The nice thing about it, (besides a full time paycheck!) is that it's a start up program. AND Wisconsin would honor my Iowa teaching license. It's also close enough to the cities that I could regularily attend events and things
The not nice thing about it is --- everything else.
I'd be too far away to keep being a leader for my G.S. Troop (and, after teaching kids all day long, I don't think I'd want to do G.S. too). I'd have to quit the Symphony (again) and probably search for a new place to play. I'd have to drop my two private students . . . AND I'd be contacted to this job for a year (so if the perfect opportunity came along in November, I'd be stuck in a teaching through June).
[sigh]
BUT I'm going to apply anyway - there's no guarentee that I'll even get the job - and it's not like I have to accecpt if they offered it to me.

3. Sunday is the big day - the day I go from being a mere mortal, to being knighted as a MASTER mere mortal (Yep - Graduation!)

Tomorrow I'm driving to Chicago,(and maybe stoping by Mr. Mark's shop for a pair of really good running shoes!)
Saturday I'm driving back to Minnesota with my Grandmother (Yes kids, that's 7 hours of lovely grandma time all to myself!)
Sunday Morning I open the magical suprise of wonder, iron the polyester cap and gown, smile, pose for pictures, get my hood!, smile, more pictures, reception, smile, congradulations, etc.
(And my grandmother is going to hang out around here for a week or two aftewards!)

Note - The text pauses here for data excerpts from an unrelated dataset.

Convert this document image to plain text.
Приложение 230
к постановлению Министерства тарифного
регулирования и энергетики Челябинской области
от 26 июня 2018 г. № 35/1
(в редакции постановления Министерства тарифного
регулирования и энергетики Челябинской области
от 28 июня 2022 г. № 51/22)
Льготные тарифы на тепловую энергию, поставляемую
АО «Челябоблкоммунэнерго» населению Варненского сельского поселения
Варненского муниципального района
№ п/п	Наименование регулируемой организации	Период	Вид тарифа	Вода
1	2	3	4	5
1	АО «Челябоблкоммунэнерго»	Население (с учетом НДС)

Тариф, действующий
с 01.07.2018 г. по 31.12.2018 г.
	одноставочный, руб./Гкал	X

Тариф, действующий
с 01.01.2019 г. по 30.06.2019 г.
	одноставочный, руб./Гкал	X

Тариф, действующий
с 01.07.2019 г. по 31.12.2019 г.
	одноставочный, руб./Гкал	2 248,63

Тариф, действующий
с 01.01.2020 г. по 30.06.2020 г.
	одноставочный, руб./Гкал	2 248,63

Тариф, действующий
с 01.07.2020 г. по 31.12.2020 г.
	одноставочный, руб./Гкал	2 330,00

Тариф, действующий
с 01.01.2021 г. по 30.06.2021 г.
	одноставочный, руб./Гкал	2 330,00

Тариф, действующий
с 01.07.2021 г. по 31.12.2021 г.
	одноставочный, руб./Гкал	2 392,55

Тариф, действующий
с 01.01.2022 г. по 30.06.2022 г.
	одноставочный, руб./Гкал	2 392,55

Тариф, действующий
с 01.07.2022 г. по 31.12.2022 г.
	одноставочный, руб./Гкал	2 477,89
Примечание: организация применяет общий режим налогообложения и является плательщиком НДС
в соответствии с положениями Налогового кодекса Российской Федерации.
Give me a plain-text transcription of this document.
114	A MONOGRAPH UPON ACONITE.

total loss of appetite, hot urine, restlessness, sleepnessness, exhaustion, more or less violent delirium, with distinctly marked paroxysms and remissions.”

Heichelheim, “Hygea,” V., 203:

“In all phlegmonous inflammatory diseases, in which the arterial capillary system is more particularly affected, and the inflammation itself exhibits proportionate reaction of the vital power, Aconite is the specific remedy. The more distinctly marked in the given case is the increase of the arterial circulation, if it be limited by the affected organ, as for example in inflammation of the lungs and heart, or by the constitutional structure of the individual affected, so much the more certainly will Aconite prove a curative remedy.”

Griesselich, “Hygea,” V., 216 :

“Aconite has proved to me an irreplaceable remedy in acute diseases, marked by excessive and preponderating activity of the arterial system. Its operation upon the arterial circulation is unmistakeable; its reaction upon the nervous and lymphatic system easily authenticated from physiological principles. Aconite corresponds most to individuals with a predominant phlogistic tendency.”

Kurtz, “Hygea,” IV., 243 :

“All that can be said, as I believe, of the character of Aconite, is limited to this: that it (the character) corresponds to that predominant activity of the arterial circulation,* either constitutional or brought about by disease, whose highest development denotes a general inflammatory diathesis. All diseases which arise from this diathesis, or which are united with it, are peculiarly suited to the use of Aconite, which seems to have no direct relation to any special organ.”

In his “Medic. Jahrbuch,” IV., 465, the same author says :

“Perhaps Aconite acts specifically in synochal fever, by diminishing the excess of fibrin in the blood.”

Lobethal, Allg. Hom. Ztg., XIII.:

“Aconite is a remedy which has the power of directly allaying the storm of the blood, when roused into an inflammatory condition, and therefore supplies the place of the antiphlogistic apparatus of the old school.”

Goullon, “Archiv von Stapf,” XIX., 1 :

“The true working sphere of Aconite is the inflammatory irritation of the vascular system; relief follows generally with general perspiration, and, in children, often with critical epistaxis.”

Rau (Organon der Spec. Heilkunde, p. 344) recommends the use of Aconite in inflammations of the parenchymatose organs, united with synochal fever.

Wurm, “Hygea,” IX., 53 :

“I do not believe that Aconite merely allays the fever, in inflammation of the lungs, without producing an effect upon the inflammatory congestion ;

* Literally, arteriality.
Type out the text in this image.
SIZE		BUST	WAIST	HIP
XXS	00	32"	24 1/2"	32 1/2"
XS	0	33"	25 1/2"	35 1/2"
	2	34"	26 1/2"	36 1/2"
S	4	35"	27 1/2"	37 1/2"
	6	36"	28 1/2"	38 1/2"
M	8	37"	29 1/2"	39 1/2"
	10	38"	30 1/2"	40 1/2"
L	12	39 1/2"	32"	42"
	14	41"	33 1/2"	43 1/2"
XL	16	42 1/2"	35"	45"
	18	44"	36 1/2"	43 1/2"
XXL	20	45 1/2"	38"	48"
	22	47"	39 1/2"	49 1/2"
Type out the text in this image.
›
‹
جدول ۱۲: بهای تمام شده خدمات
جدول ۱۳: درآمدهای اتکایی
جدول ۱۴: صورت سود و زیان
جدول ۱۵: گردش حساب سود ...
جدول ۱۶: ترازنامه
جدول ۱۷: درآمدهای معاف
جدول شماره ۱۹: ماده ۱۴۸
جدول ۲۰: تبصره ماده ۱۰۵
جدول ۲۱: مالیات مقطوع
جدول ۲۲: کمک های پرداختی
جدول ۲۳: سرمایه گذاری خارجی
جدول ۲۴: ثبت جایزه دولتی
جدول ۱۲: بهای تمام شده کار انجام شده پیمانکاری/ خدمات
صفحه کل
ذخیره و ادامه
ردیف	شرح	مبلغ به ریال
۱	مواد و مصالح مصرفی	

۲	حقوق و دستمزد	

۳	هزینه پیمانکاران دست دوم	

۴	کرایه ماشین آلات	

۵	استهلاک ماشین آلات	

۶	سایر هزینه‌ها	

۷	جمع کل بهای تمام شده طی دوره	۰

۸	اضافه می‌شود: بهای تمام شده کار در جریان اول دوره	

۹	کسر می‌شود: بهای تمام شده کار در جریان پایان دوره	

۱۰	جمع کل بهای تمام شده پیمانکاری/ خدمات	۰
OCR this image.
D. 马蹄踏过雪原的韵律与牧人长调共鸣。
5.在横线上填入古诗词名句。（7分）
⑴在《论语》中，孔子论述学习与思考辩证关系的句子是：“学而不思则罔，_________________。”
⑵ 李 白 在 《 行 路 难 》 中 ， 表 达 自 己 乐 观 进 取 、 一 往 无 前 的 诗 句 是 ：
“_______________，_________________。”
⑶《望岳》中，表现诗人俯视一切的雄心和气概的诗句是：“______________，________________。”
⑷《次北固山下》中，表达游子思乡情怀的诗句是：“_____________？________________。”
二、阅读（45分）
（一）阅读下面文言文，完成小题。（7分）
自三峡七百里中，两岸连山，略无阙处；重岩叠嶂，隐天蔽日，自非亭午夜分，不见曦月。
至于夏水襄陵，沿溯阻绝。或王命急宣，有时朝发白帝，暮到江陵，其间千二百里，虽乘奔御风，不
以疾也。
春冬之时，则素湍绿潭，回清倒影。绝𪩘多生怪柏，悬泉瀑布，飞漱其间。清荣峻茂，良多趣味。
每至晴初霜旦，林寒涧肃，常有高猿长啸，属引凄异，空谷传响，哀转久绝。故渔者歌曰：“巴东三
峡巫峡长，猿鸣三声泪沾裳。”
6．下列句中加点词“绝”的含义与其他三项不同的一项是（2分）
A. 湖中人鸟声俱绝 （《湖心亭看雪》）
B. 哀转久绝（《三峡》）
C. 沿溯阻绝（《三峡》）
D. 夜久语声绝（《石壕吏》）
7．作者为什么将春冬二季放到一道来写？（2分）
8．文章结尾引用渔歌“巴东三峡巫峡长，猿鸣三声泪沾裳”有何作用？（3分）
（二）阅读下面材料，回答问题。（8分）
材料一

4. Just in case you're curious - Mamma Bird was out of the nest this morning - so I peaked, and there are FOUR eggs!

Wednesday, June 01, 2005

IT IS ALL ABOUT THE VIBRATO BABY!
I'm not linking to Steph's Top Ten Orchestra Innudendos because I still pretend to be a responsible grown-up around my former students. Responsible grown-ups do not condone cello sex puns. Responsible grown ups look sternly at the young hoodlums, hold back the laughter, and try to remember the one about "shifting to higher positions."

One does not need to be very clever, however, to find a link to Steph's site somewhere around here - so if one were really inclinded to go searching for such things, one could find it. (And it might be worth the search - some of Steph's list is mighty funny!)